Real Passion, Real business
Chasm of Mistrust
Commericalisation Pure or Applied?
How to inspire commercialisation in research scientists?
This is not a rhetorical question – it is a real problem that I don't have the answer to.
How to get people from the pure science elements of education to engage meaningfully with commercialisation either as academics or for a non-academic career choice.
Education across Europe defines people very early as scientists and encourages focus on the discipline, sometimes preventing access to other subjects which encourage entrepreneurship. Combinations such as Economics and Chemistry are rarely offered as Joint Honours – particularly in the UK.
So how do we enable our scientists to truly explore their ability and affinity for business?
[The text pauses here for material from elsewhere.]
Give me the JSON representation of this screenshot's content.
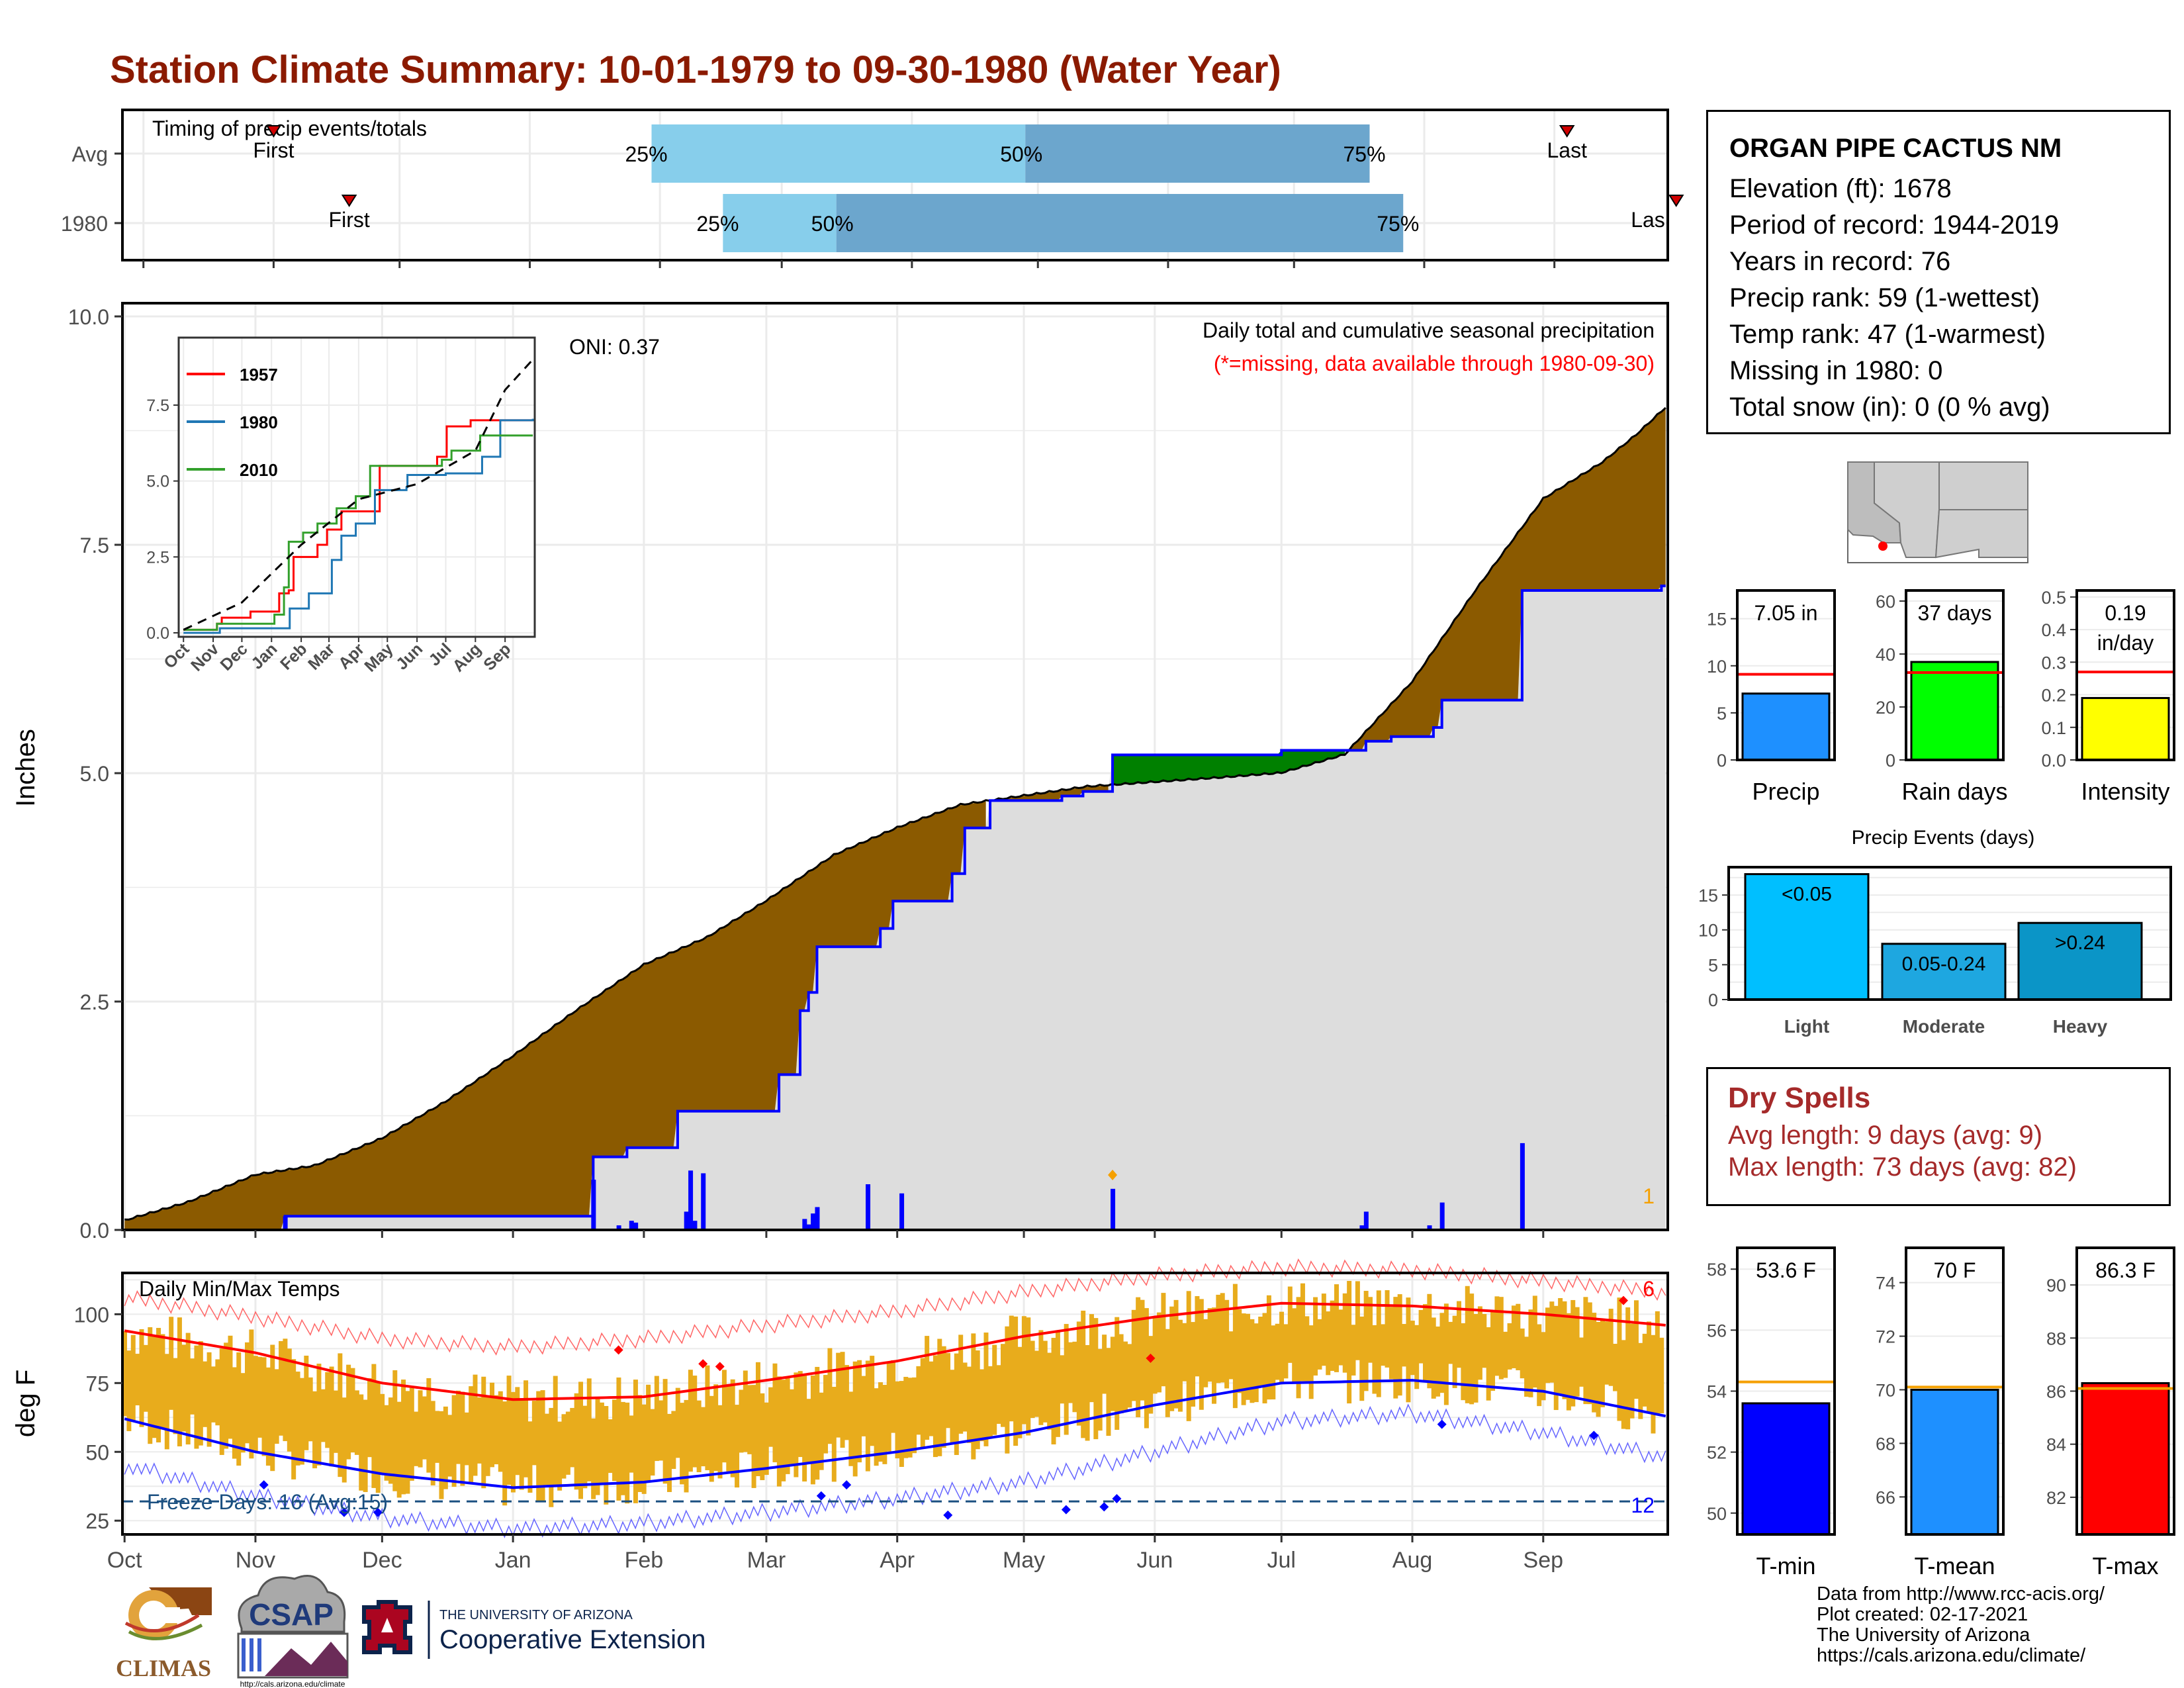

Not just in understanding the financial aspects of funding or running a business, but to explore their natural ability to communicate, their aptitude for sales, for marketing, for creative thinking and new product design?
Too many scientists think that sales are unimportant, and lack ethics; that marketing is all baloney and unnecessary but the reality is without sales there is no company or money making opportunity - even to fund their further research.
Business games such as Young Entrepreneur Scheme are great vehicles to allow academic engagement with commercialisation, but overall only a low percentage of students take this opportunity, often because they don't understand or appreciate the benefits of the interaction with others from different institutions or even just how a change of scene and time out of the lab can open your mind to new ideas.
Sometimes academic supervisors or teachers in high schools themselves don't appreciate the benefits of these types of event for widening self-knowledge and “putting people in touch with their non-technical skills” and can't support and encourage, or demand, participation from their pupils.
So how do we do it? How across Europe in particular, do we manage to bridge the gap between science and sales and get more people to realise that sales and marketing careers exist, are enjoyable and allow them to use their science to the benefit of themselves and their companies.
It is a fact that the companies need them – 80% of small companies fail because of lack of sales not because their technology didn't work.